The Exxon Valdez bleeding oil on March 23, 1989.
It is well known that oil and water don't mix. Less well known is the fact that when petroleum is spilt onto a water surface, a fraction of the oil immediately begins to evaporate into the air or dissolve into the seawater. These dissolved toxic hydrocarbons can threaten aquatic species, while evaporated compounds may pose a risk to rescue workers or populations downwind of an accident site. Publishing in the journal Environmental Science & Technology ("First Day of an Oil Spill on the Open Sea: Early Mass Transfers of Hydrocarbons to Air and Water"), a team of European and American researchers report on a unique study focused on the fate of hydrocarbons during the 24 hours that follow an oil spill.

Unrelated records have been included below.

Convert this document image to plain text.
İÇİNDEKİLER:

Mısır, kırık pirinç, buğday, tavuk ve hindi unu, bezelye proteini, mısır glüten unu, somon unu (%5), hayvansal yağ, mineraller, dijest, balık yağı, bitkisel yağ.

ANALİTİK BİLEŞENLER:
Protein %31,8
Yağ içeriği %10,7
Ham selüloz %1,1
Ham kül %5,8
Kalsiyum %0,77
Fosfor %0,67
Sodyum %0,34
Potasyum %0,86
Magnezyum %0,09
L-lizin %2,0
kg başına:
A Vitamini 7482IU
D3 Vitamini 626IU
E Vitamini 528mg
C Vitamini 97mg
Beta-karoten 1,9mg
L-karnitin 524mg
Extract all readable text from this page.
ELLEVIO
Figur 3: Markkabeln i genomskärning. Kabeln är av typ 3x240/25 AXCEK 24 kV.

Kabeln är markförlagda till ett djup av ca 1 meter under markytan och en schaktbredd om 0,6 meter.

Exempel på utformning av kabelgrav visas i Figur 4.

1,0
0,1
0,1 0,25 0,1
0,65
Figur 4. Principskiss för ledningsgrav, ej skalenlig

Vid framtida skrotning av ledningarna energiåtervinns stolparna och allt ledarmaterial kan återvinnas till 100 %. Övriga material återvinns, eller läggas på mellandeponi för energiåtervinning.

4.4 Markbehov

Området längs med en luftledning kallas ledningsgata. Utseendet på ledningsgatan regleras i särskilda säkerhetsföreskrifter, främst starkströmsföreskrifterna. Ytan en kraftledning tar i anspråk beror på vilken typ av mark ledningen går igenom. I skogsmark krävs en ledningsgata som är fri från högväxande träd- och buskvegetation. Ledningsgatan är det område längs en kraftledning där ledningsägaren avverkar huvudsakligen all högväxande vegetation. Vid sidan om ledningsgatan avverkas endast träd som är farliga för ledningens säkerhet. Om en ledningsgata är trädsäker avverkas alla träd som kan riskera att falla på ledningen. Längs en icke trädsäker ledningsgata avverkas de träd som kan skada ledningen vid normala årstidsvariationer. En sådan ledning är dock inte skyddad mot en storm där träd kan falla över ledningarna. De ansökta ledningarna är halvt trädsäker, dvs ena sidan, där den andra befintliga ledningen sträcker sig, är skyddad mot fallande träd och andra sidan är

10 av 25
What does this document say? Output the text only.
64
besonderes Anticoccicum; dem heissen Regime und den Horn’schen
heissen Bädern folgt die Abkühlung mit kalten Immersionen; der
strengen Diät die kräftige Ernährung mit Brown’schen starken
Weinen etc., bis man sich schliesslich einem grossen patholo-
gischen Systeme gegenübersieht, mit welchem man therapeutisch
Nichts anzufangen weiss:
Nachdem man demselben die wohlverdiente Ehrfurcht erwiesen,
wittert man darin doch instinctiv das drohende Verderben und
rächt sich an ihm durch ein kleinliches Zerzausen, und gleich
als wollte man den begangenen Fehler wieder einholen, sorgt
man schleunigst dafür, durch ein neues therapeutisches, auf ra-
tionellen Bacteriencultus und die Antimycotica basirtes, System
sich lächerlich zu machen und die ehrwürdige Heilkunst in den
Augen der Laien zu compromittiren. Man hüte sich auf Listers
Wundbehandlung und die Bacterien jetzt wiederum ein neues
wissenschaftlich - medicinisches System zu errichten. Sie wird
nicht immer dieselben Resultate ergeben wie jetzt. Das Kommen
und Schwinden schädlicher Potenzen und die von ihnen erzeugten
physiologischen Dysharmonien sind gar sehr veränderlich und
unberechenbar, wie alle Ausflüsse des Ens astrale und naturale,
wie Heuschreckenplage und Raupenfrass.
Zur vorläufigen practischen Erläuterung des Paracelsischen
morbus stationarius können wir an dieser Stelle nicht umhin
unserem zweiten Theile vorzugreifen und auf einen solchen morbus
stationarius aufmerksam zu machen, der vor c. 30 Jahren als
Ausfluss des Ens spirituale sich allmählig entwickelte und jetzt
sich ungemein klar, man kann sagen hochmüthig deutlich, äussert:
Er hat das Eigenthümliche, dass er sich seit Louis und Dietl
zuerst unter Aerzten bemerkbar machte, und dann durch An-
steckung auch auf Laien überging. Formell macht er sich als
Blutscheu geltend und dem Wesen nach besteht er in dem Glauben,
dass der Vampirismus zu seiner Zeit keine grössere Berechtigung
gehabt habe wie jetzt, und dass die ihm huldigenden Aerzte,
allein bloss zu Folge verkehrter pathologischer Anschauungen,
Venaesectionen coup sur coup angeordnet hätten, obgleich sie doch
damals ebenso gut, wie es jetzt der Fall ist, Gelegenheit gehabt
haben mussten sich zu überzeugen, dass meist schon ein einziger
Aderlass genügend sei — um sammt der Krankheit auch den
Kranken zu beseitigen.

Following a spill, oil suddenly finds itself in a radically new environment – exposed to light, air, and the water surface after millions of years underground. "In its new environment, the oil immediately begins to change its composition, and much of that change happens on the first day," explains Samuel Arey, a researcher at EPFL and Eawag in Switzerland and corresponding author of the study. Oil is a complex mixture of many hydrocarbon compounds. Certain volatile compounds evaporate within hours, contaminating the overlying atmosphere. Others, such as toxic naphthalene, simultaneously dissolve into the seawater, posing a threat to aquatic life.
Especially since the Exxon Valdez catastrophe in 1990, which released over 40,000 cubic meters of oil into the ocean, researchers have sought to evaluate to what extent marine species in the vicinity of an oil spill are exposed to toxic hydrocarbons. But this question has largely remained debated, because many of the hydrocarbons are dispersed into the water or the overlying air well before scientists arrive at the site.
In order to collect data on the immediate aftermath of an oil spill, the researchers collaborated with emergency response specialists of the Dutch Rijkswaterstaat to recreate a four cubic meter oil spill in the North Sea, in a shipping zone already burdened by pollutants, 200 kilometers off the coast of the Netherlands. By studying this relatively small oil release, they were able to gain a better understanding of what goes on in much larger spills, with findings that could be useful to assess the risks to underwater life, as well as to emergency response team workers at the sea surface.
No two oil spills are alike. Aside from the sheer volume of oil released onto the sea surface, the environmental impact of an oil spill depends on external factors, such as the wind, waves, and the temperature of the air and the water. The North Sea experiment, for instance, was carried out on a summer day with two-meter high waves. Within just over a day, the surface oil slick had almost dissipated. On a cooler day with less wind and smaller waves, the slick would have likely persisted longer.
Thanks to a computer model that was tested against the data collected in the North Sea, the researchers are now able to extrapolate their findings to larger spills and other environmental conditions. Results from the study will provide the researchers with tools to better assess the immediate impact of future disasters on humans and on the environment, as well as to plan the emergency response, even in settings that differ strongly from those encountered in the North Sea.